The work is fundamental science, peering into the heart of the cell and teasing out a key feature going on 4,000 times at any given moment.
Coincidentally, it also has implications for the production of insulin, a protein secreted by the pancreas.
Randall’s research has led to scores of major articles, including five in the leading American journal Science.
But she also has described her work through dance, as she did on the stage of WSU’s Beasley Coliseum for her Distinguished Faculty Address in 1990.
Dressed in black tights with a colored amino acid sequence across the arms, she played the role of a protein inside a bacteria cell. The protein wanted to take on a folded shape that would have kept it trapped inside the cell.
But in the presence of a chaperone protein - in this case a woman dressed in an Icelandic fur vest - the Randall protein kept a chainlike shape that could be transported through the cell’s membrane.
Randall, who sits on the board of the Festival Dance Performing Arts Association, took an interest in dance in the early ‘70s while living in Paris and working as a post-doctoral fellow at the Pasteur Institute.
She started dancing herself in Sweden while doing research at Uppsala University.
A longtime lover of fine food, she started working in friends’ restaurants “as soon as I had friends with restaurants.”
Five years ago, she began taking classes at the New England Culinary Institute in Montpelier, Vt., working in the nearby Inn at Montpelier.
She also put in time making pastries at the Combine bakery and coffeehouse in downtown Pullman.
This winter, when owner Pat Askham closed the Combine, Randall seized on the chance to convert its uneven floors, mismatched chairs and listing tables into her dream.
For a chef, she lured James Bressi, an instructor from the New England Culinary Institute.
For a business partner, she called on Hector DeLuca, a biochemist at the University of Wisconsin at Madison and fellow National Academy of Sciences member.

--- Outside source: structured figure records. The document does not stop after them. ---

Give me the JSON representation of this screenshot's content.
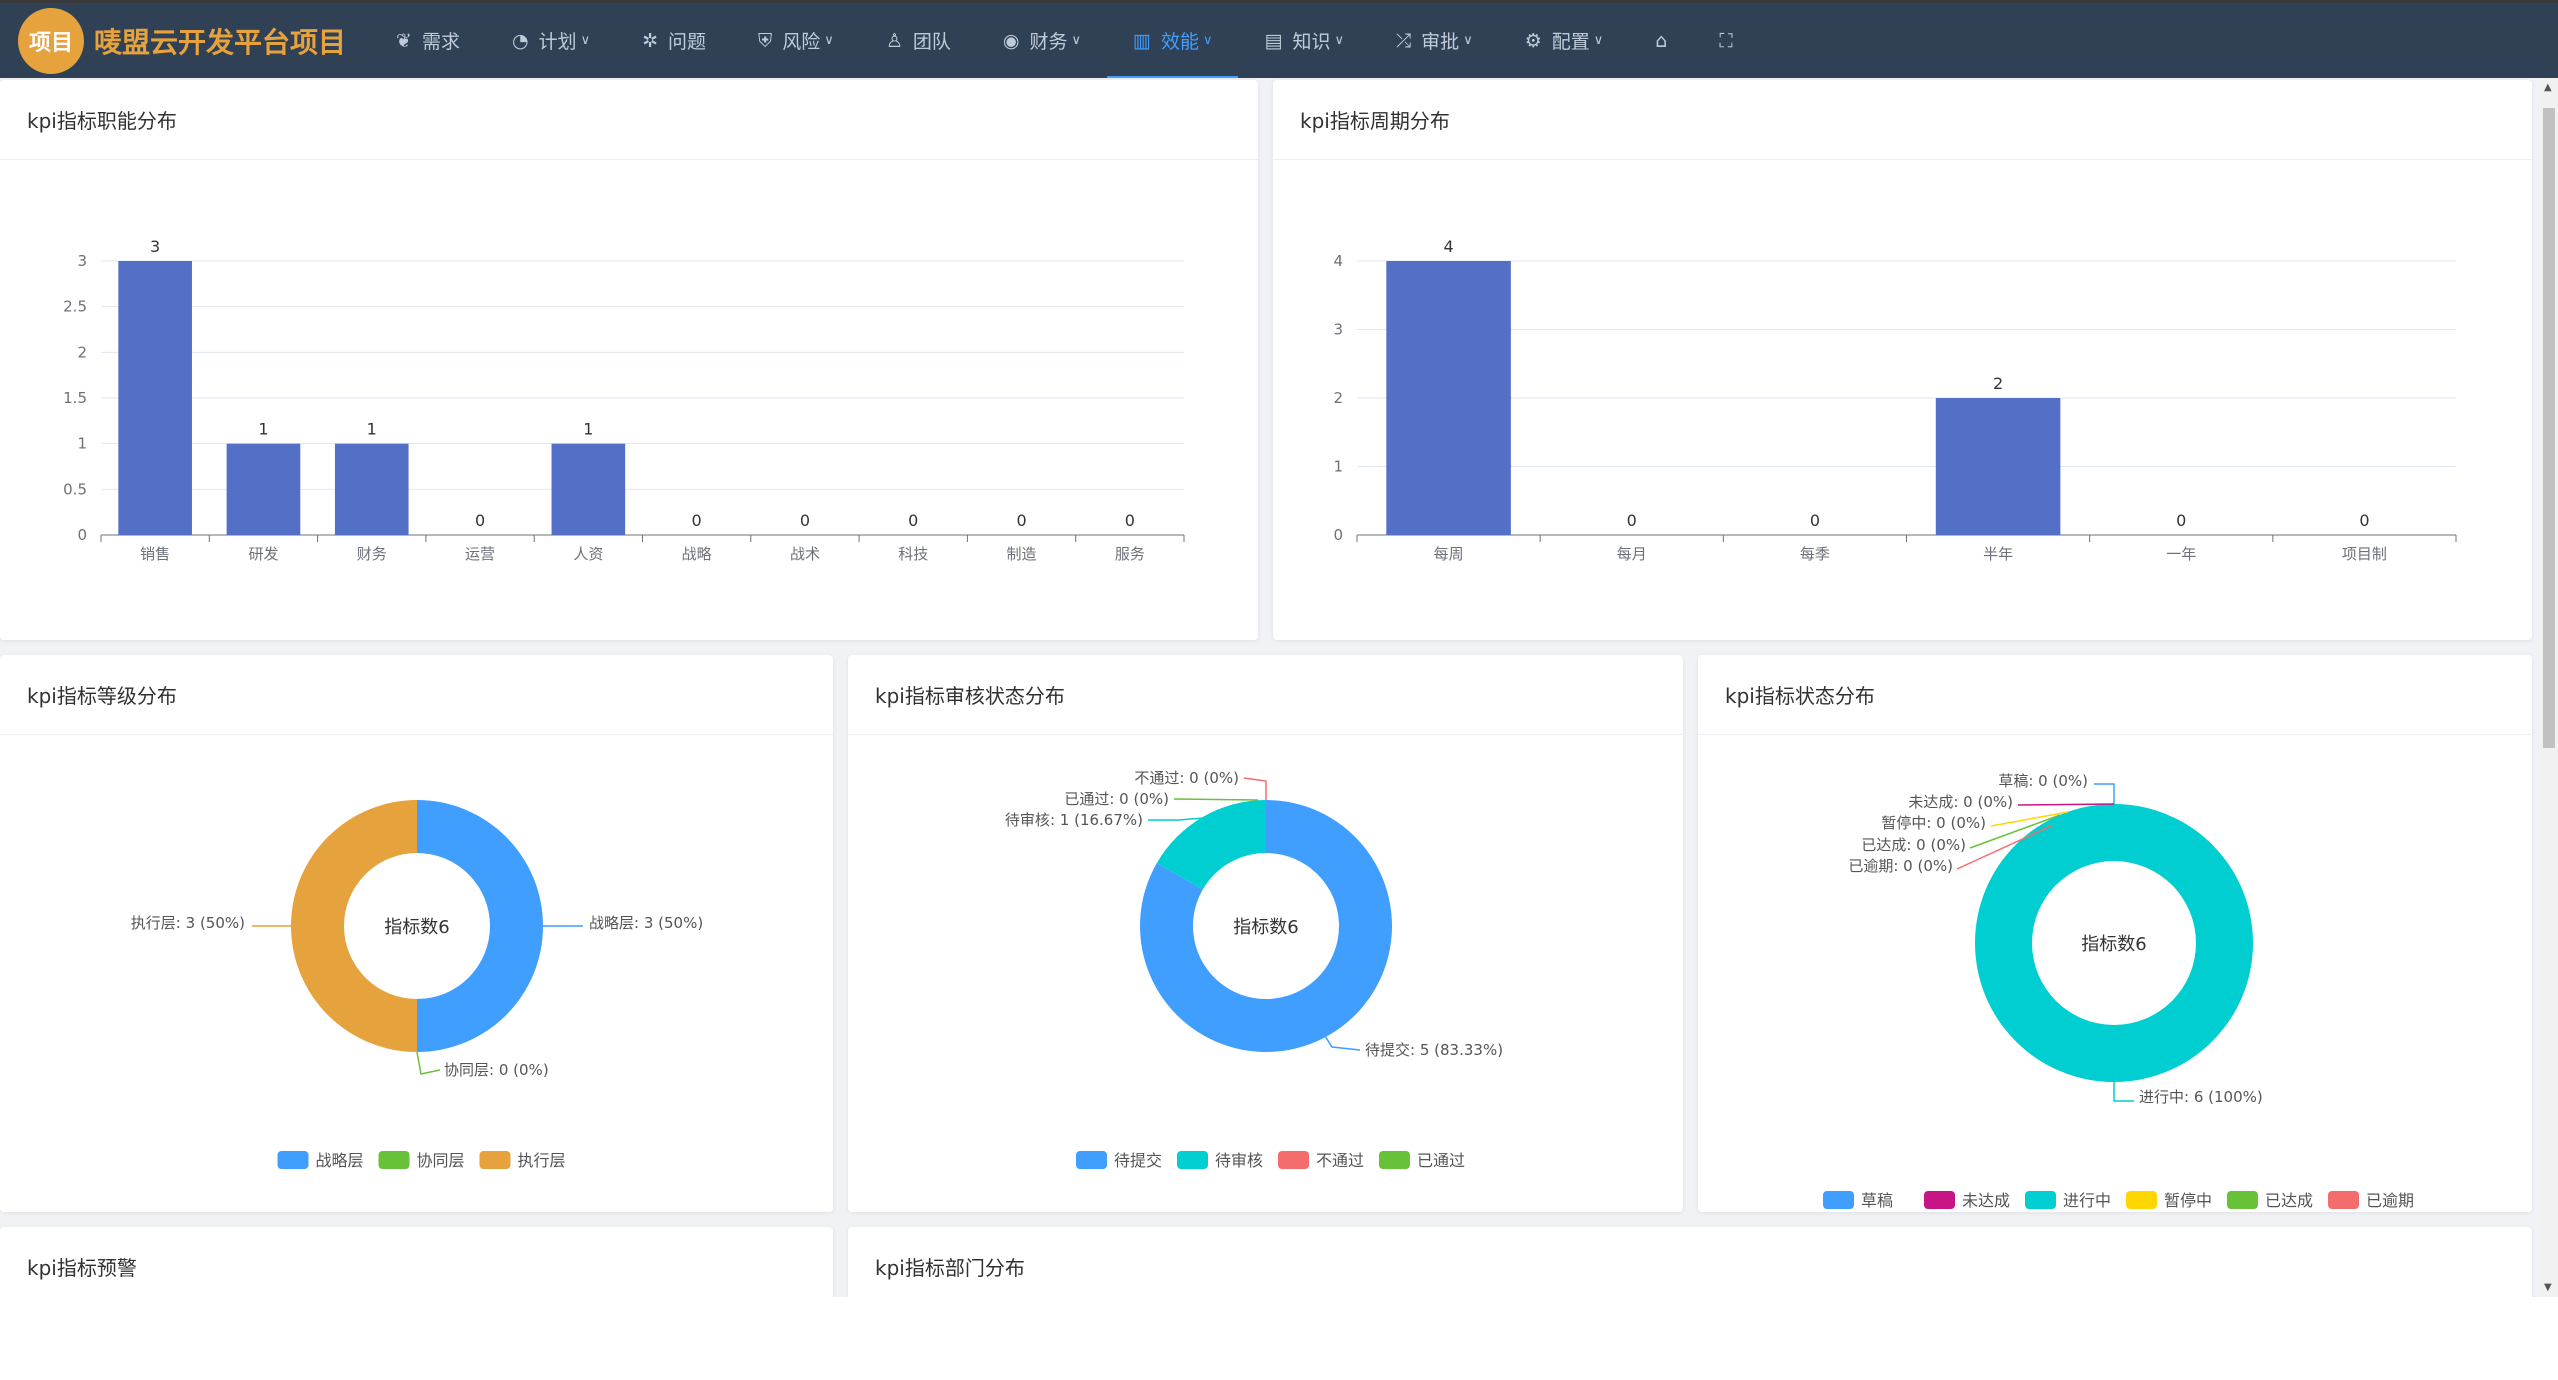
{
  "nav": {
    "logo": "项目",
    "brand": "唛盟云开发平台项目",
    "items": [
      {
        "label": "需求",
        "icon": "leaf-icon"
      },
      {
        "label": "计划",
        "icon": "plan-icon",
        "dropdown": true
      },
      {
        "label": "问题",
        "icon": "bug-icon"
      },
      {
        "label": "风险",
        "icon": "shield-icon",
        "dropdown": true
      },
      {
        "label": "团队",
        "icon": "sitemap-icon"
      },
      {
        "label": "财务",
        "icon": "coins-icon",
        "dropdown": true
      },
      {
        "label": "效能",
        "icon": "bar-chart-icon",
        "dropdown": true,
        "active": true
      },
      {
        "label": "知识",
        "icon": "book-icon",
        "dropdown": true
      },
      {
        "label": "审批",
        "icon": "shuffle-icon",
        "dropdown": true
      },
      {
        "label": "配置",
        "icon": "gear-icon",
        "dropdown": true
      }
    ],
    "home_icon": "home-icon",
    "fullscreen_icon": "fullscreen-icon"
  },
  "cards": {
    "c1": "kpi指标职能分布",
    "c2": "kpi指标周期分布",
    "c3": "kpi指标等级分布",
    "c4": "kpi指标审核状态分布",
    "c5": "kpi指标状态分布",
    "c6": "kpi指标预警",
    "c7": "kpi指标部门分布"
  },
  "chart_data": [
    {
      "type": "bar",
      "categories": [
        "销售",
        "研发",
        "财务",
        "运营",
        "人资",
        "战略",
        "战术",
        "科技",
        "制造",
        "服务"
      ],
      "values": [
        3,
        1,
        1,
        0,
        1,
        0,
        0,
        0,
        0,
        0
      ],
      "ylim": [
        0,
        3
      ],
      "yticks": [
        0,
        0.5,
        1,
        1.5,
        2,
        2.5,
        3
      ],
      "grid": true,
      "color": "#5470c6"
    },
    {
      "type": "bar",
      "categories": [
        "每周",
        "每月",
        "每季",
        "半年",
        "一年",
        "项目制"
      ],
      "values": [
        4,
        0,
        0,
        2,
        0,
        0
      ],
      "ylim": [
        0,
        4
      ],
      "yticks": [
        0,
        1,
        2,
        3,
        4
      ],
      "grid": true,
      "color": "#5470c6"
    },
    {
      "type": "pie",
      "center_label": "指标数6",
      "categories": [
        "战略层",
        "协同层",
        "执行层"
      ],
      "values": [
        3,
        0,
        3
      ],
      "percents": [
        "50%",
        "0%",
        "50%"
      ],
      "colors": [
        "#409eff",
        "#67c23a",
        "#e6a23c"
      ],
      "legend": "bottom"
    },
    {
      "type": "pie",
      "center_label": "指标数6",
      "categories": [
        "待提交",
        "待审核",
        "不通过",
        "已通过"
      ],
      "values": [
        5,
        1,
        0,
        0
      ],
      "percents": [
        "83.33%",
        "16.67%",
        "0%",
        "0%"
      ],
      "colors": [
        "#409eff",
        "#00ced1",
        "#f56c6c",
        "#67c23a"
      ],
      "legend": "bottom"
    },
    {
      "type": "pie",
      "center_label": "指标数6",
      "categories": [
        "草稿",
        "未达成",
        "进行中",
        "暂停中",
        "已达成",
        "已逾期"
      ],
      "values": [
        0,
        0,
        6,
        0,
        0,
        0
      ],
      "percents": [
        "0%",
        "0%",
        "100%",
        "0%",
        "0%",
        "0%"
      ],
      "colors": [
        "#409eff",
        "#c71585",
        "#00ced1",
        "#ffd700",
        "#67c23a",
        "#f56c6c"
      ],
      "legend": "bottom"
    }
  ]
}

“Her enthusiasm catches on,” DeLuca said. “I’d bet on her in any horse race and I’d certainly bet on her in a restaurant.”

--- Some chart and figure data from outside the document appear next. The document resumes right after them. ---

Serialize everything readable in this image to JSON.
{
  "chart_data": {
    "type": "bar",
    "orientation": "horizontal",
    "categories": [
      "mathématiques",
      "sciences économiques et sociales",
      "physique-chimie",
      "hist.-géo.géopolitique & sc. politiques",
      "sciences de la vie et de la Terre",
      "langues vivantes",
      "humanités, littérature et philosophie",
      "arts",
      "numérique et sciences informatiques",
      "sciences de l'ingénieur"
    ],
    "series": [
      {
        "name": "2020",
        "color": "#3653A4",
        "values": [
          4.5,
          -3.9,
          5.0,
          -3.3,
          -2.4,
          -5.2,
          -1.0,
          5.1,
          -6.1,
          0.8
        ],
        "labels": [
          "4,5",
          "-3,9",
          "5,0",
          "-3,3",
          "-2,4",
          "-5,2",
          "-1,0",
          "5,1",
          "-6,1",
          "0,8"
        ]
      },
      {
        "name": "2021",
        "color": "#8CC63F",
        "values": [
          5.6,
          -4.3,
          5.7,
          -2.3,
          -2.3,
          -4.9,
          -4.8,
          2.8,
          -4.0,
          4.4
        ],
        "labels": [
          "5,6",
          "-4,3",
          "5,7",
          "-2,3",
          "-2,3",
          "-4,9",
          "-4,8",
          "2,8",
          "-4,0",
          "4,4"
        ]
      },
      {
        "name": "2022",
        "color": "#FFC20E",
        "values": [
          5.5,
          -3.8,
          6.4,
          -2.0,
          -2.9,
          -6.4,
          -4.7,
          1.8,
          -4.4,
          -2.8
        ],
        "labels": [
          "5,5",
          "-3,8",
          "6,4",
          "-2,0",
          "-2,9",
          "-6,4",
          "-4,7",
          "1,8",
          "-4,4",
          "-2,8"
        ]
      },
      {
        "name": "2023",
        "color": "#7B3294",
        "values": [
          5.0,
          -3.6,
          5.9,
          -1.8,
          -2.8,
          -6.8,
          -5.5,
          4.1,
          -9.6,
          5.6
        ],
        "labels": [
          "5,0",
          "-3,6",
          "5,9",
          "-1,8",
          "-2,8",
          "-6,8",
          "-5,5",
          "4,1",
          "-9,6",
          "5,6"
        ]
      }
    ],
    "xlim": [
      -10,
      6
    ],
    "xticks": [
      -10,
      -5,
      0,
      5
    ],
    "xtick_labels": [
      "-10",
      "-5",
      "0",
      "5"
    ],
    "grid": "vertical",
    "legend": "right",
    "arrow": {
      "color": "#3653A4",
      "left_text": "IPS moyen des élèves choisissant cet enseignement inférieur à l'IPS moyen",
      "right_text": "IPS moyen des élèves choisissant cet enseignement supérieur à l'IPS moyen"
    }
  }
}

Randall speculates that she may have the only restaurant owned by two members of the national academy.
“It’s certainly the only restaurant with a National Academy of Sciences member as a waitress,” she said.

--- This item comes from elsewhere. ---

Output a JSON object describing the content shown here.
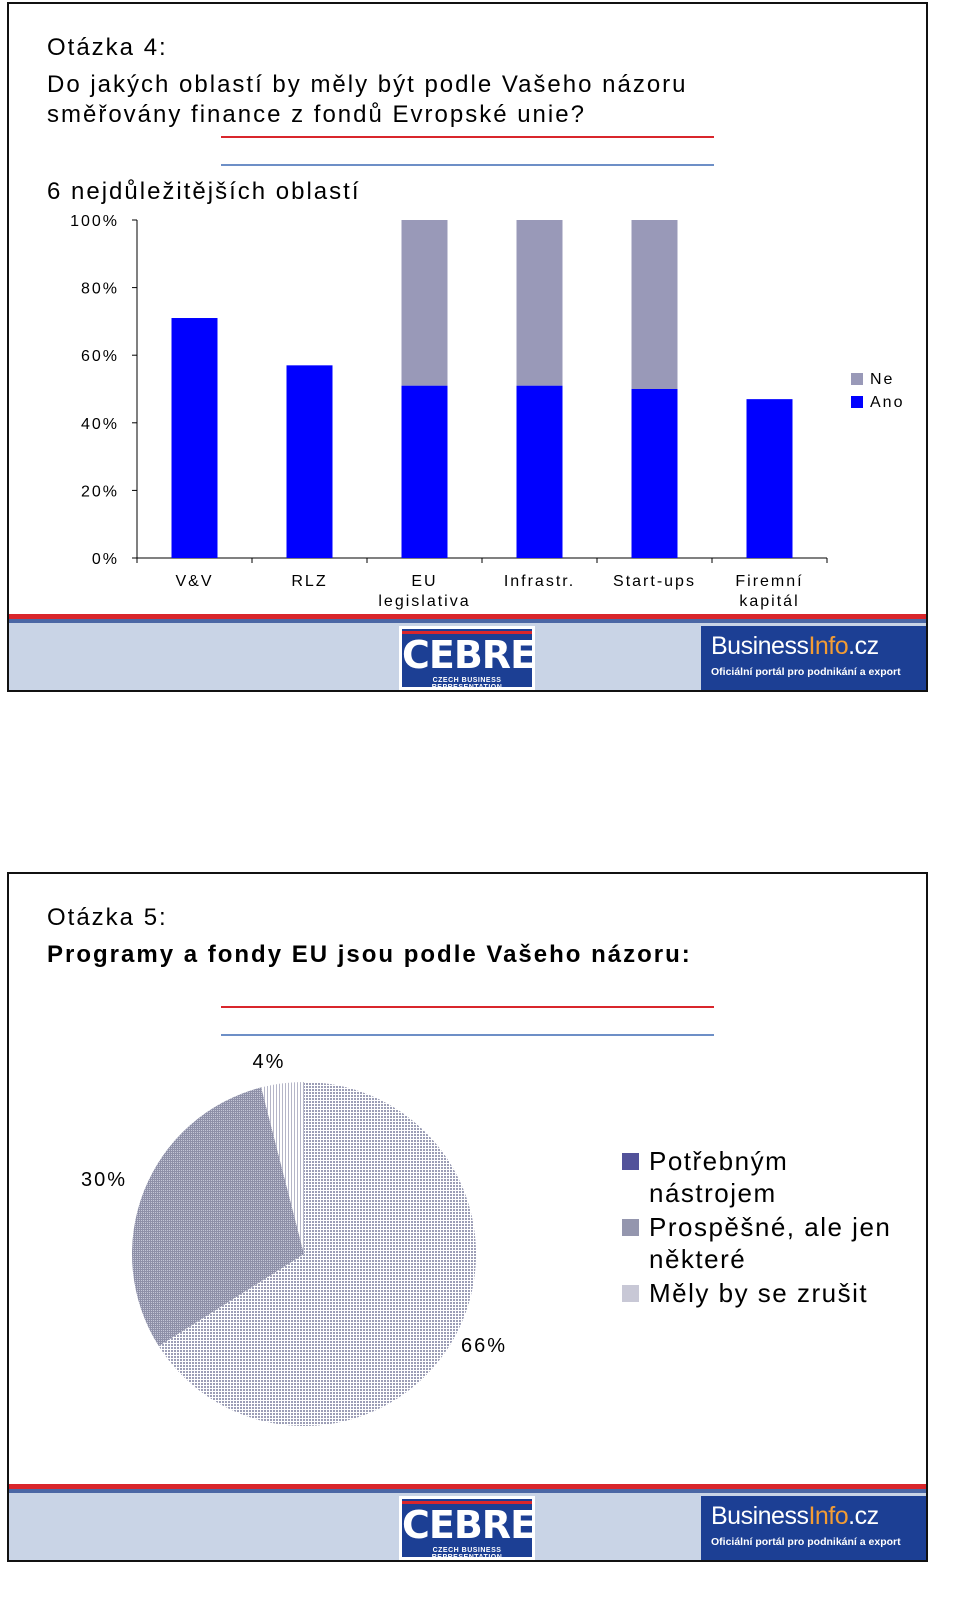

For the restaurant’s name, Randall picked a village mentioned in the first book of Marcel Proust’s “Remembrance of Things Past,” which sits in her lab.
“No connection,” Randall said. “I needed a name and it’s been in my head for years.”
“And you only have to change a couple letters from Combine,” teased Jerry Hazelbauer, WSU’s biochemistry chair and Randall’s husband.
“Jerry, it has nothing to do with that,” Randall said.
“I know,” he said mischievously.
The restaurant’s food is good enough to challenge a reporter’s objectivity.
Among the menu’s three courses are delicately prepared offerings, such as seared duck breast with Pinot Noir sauce, dungeness crab and cappuccino bisque and a layered vegetable mousaka with roasted red and yellow pepper sauces.
Tim Steury, editor of WSU’s research magazine, Universe, and also a cook, called the food “the best stuff I ever tasted.”
“I was really impressed,” he said. “I went trying to stay really receptive and at the same time thinking, Pullman?”
The building cost $150,000. Since rebuilding began in February, Randall figures she has spent nearly twice that in renovations.
She works for free and has cut her paid lab time back to 80 percent. The staff gets health benefits and profit sharing.
Tips are included in the price of the meals, which range from $18 to $26.
Money is clearly not the object. Lin Randall having a restaurant is.
“Money by itself is of no value,” she said. “You just have money. Now I have a place where I can come and work, and I don’t have to fly to Vermont to work in a restaurant. I could have flown to Vermont many times for what I did here.”